Traductions en anglais

 

- “Western law in China: transplantation or transformation: four cases and Liang Shuming’s responses.” Social Sciences in China. 3 (Fall 2004): 134-151.

- “Talk Law, Live Law, make Law(s).” tr. Tom Clarke, Australian Journal of Asian Law 1 (1999): 80-89.

Originally published in the November 1997 edition of Dushu, 

(representative of an emerging strain of Chinese legal thought, which seeks to interrogate the cultural ‘baggage’ of transplanted laws and procedures and to challenge the assumption that a ‘rule of law’ can be instigated by legislative reform alone.)

- Imminent Fear, Immediate Hopes, tr. Geremie Barmé, China Heritage, Aug. 1st 2018.

- And Teachers, Then ? They Juste Do Their Things, tr. Geremie Barmé, China Heritage, Nov. 2018.

- 1900 & 2020 – An Old Anxiety in a New Era, China Heritage, April 2020.

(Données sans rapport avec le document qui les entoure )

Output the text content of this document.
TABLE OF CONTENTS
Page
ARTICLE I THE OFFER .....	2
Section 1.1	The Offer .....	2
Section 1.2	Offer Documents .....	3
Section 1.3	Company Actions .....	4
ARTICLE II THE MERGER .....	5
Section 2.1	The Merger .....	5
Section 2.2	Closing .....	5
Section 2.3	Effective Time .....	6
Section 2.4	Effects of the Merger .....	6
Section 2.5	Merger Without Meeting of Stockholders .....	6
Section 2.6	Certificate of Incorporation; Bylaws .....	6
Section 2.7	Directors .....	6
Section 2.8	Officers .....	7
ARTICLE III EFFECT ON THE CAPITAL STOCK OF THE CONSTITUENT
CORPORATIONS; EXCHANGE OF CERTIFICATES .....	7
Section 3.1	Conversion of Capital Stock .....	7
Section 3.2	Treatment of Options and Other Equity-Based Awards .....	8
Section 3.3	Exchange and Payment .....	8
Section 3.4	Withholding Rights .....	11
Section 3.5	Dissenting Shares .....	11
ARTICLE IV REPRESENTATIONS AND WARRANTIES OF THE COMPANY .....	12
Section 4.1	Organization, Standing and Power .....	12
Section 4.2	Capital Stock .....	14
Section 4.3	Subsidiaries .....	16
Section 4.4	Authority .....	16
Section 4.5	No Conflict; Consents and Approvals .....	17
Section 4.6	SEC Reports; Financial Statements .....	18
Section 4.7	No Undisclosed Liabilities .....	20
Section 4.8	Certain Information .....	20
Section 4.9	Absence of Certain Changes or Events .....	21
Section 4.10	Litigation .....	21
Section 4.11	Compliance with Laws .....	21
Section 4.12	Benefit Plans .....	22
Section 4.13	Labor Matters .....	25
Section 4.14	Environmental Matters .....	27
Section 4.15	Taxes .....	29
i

- Xi’s China, the Handiwork of an Autocratic Roué, tr. Geremie Barmé, The New York Review of Books, Aug. 9, 2021. Edited version of “Alarms and Excursions Permit No Peace” (笳鼓悲鳴遣人驚).

- Ten Letters from a Year of Plague (《庚子十劄》), tr. and notes Geremie Barmé, Bowen Books, NY, Aug. 2021.

 


 

Traduction en français

- Alerte virale, quand la colère est plus forte que la peur, trad. et préface de Jean-Philippe Béja, R&N éditions, août 2021.

 

 

Alerte virale

 

 


[1] Inauguré en décembre 2016, le site est une expansion du projet China Heritage lancé en 2005 par Geremie Barmé et du journal numérique trimestriel China Heritage Quaterly qui lui était lié, et qui a paru de 2005 à 2012.

[2] Accusation fallacieuse que les autorités chinoises utilisent souvent contre des acteurs ou des réalisateurs qu’ils veulent mettre au pas en en faisant des exemples de turpitude morale.

[3] Sur le site de l’université d’Anqing : https://fxy.aqnu.edu.cn/info/1060/1335.htm

Traduction en français en préparation pour un ouvrage à paraître en 2025.